Here is one way to think about it: One of the consequences of Cox's theorem is that

  • P(X) = 1 - P(~X)

Suppose you decided to graph P(X) against P(~X). But in a small world, there are only a finite number of events you can substitute-in for X. So your graph is just a finite set of colinear points - not a line. Many continuous functions can be made to fit those points. Add a coin to your world, and you can interpolate an event between any two events in your world. You get a dense infinity of points between 0 and 1. And that is all you need. Only a single unique function (y = 1 - x) can be fit to this data.

That was hand-waving, but I hope it helped.

Replies from: jsalvatier
comment by jsalvatier · 2010-12-08T19:51:58.405Z · LW(p) · GW(p)

It did help. I was expecting something like this. I still have to go look at the paper for some more clarification.

comment by Roko · 2010-12-07T22:37:36.664Z · LW(p) · GW(p)

Failures of Cox's theorem are more likely to come from unstated implicit assumptions than from this kind of mathematical pedantry.

Replies from: jsalvatier
comment by jsalvatier · 2010-12-08T18:31:25.071Z · LW(p) · GW(p)

Unstated implicit assumptions in Cox's theorem? That's exactly what this was about.

Replies from: Roko
comment by Roko · 2010-12-08T19:36:42.956Z · LW(p) · GW(p)

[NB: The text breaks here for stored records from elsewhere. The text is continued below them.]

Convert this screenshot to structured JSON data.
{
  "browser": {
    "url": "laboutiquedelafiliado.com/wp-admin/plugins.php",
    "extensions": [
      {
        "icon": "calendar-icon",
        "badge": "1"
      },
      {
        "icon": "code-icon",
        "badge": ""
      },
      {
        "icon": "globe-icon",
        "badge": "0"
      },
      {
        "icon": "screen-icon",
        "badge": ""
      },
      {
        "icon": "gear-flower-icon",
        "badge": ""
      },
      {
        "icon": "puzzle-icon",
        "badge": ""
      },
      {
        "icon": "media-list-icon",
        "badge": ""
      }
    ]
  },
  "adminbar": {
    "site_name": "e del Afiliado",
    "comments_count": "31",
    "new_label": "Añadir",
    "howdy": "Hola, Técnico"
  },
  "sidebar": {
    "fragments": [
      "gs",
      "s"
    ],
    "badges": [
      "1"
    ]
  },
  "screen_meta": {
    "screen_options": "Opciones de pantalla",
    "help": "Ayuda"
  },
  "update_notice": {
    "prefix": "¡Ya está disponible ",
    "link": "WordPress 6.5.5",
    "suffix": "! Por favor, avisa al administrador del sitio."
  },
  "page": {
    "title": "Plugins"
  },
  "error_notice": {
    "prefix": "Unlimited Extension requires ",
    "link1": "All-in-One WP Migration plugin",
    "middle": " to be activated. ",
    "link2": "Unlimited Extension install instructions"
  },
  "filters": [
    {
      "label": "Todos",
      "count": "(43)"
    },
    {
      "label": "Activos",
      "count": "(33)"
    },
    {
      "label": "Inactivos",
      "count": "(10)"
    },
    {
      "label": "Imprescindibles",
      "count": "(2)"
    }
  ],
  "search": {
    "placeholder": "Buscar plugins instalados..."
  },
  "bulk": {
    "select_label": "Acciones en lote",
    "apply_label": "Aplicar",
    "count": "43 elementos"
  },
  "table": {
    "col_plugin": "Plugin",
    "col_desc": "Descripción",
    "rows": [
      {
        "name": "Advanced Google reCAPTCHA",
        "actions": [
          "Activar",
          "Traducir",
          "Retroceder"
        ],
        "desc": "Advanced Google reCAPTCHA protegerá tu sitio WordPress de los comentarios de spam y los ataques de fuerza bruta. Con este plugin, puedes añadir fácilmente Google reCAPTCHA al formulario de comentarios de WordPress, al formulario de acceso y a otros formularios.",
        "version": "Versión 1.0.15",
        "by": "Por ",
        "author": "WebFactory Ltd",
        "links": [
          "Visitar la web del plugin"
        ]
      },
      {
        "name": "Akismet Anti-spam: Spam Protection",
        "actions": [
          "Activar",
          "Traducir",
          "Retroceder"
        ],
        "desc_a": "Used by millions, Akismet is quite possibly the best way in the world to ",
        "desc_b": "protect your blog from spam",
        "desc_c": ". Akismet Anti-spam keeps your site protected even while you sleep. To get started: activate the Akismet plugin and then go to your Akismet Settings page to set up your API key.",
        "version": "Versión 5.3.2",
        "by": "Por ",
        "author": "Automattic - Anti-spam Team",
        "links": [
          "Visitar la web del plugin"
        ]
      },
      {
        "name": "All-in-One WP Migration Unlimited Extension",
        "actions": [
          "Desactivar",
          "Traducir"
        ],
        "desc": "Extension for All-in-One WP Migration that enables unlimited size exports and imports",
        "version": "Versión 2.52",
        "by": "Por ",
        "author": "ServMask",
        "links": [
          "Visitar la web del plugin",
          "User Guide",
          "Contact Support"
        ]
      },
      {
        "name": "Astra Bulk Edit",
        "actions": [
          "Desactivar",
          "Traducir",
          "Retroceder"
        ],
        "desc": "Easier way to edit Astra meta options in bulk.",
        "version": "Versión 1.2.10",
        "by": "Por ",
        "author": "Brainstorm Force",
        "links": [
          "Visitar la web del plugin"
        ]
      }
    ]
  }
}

Now that the assumption of an infinite set of events has been made explicit, I don't think it's a problem. I think that other subtle violations of the axioms might be a problem, e.g. likelihoods not always comparable, etc would be more of a problem.

I'd like to see an example of a nonbayesian probability function in a finite world btw.

Replies from: jsalvatier
comment by jsalvatier · 2010-12-08T19:49:40.547Z · LW(p) · GW(p)

OK, fair enough, I guess the value of this paper was making that assumption explicit. Halpern's 1999 paper (Perplexed links) constructs such an example.

Replies from: Roko
comment by Roko · 2010-12-08T19:54:58.318Z · LW(p) · GW(p)

And is it in any way interesting? Does it allow you to do great inference beyond the ken of Bayesianism? Or is it just some annoying corner-case?

Replies from: jsalvatier
comment by jsalvatier · 2010-12-08T20:03:50.592Z · LW(p) · GW(p)

I haven't spent time understanding the example, but Perplexed's explanation of the need for infinite event space suggests it's not very interesting.